Na ten film wielu fanów czekało od dawna. "Resident Evil" to seria już niemal kultowa, choć sympatycy podzieleni są na dwa obozy – tych, dla których "Resident Evil" zaczął i skończył się na pierwszej części i na tych, którzy ubóstwiają wszystkie filmy z tej serii. Ja zaliczam się do tej drugiej grupy i mam nadzieję, że najnowsza odsłona Residenta mnie nie zawiedzie!

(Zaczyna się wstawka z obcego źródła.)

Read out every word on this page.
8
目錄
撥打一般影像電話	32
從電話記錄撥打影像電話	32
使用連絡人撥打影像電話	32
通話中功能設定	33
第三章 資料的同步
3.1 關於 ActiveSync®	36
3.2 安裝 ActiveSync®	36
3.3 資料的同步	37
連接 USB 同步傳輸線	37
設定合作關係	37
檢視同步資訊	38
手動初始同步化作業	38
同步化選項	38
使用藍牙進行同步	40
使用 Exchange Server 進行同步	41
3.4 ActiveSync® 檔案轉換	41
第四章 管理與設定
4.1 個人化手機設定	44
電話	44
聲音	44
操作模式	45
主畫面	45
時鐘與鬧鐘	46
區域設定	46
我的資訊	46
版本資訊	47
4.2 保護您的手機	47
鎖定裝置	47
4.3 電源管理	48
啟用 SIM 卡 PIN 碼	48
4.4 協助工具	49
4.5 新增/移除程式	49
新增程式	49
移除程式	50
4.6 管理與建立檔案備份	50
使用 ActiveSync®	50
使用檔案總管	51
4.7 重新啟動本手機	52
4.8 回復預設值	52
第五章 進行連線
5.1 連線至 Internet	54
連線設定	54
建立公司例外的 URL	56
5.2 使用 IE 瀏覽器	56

Jakie danie na ten temat ma nasz redaktor, Courun? Możecie się o tym przekonać czytając jego recenzję:
Pierwsze spotkanie z kinem 3D i od razu nowy „Residen Evil”. Takie wyjścia nazywa się spontanicznym i ceni najbardziej, gdyż zwykle kończy się mile spędzonym czasem. Podbudowany tak dobrą perspektywą, wybrałem wieczór w kinie. Oto recenzja „Resident Evil: Afterlife 3D”.
Wszystkie poprzednie kinowe odsłony widziałem, więc spodziewałem się kolejnego widowiskowego kina akcji, gdzie nie zabraknie momentów, które przyprawią mnie o szybsze bicie serca. Nie zawiodłem się, gdy już na sam początek widzowi serwowane są spektakularne sceny walki, w których bierze udział główna bohaterka – grana przez Milę Jovovich Alice. „Mała” wizyta w centrali organizacji Umbrella kończy się dla tych drugich dość fatalnie. Alice, a właściwie kilka z nich, stawia sobie za cel zabicie szefa korporacji, która stworzyła groźny wirus T zmieniający ludzi w krwiożercze zombie. Główny wróg wydaje się być pokonany już na początku, ale doskonale wiedziałem, że to bynajmniej nie koniec filmu.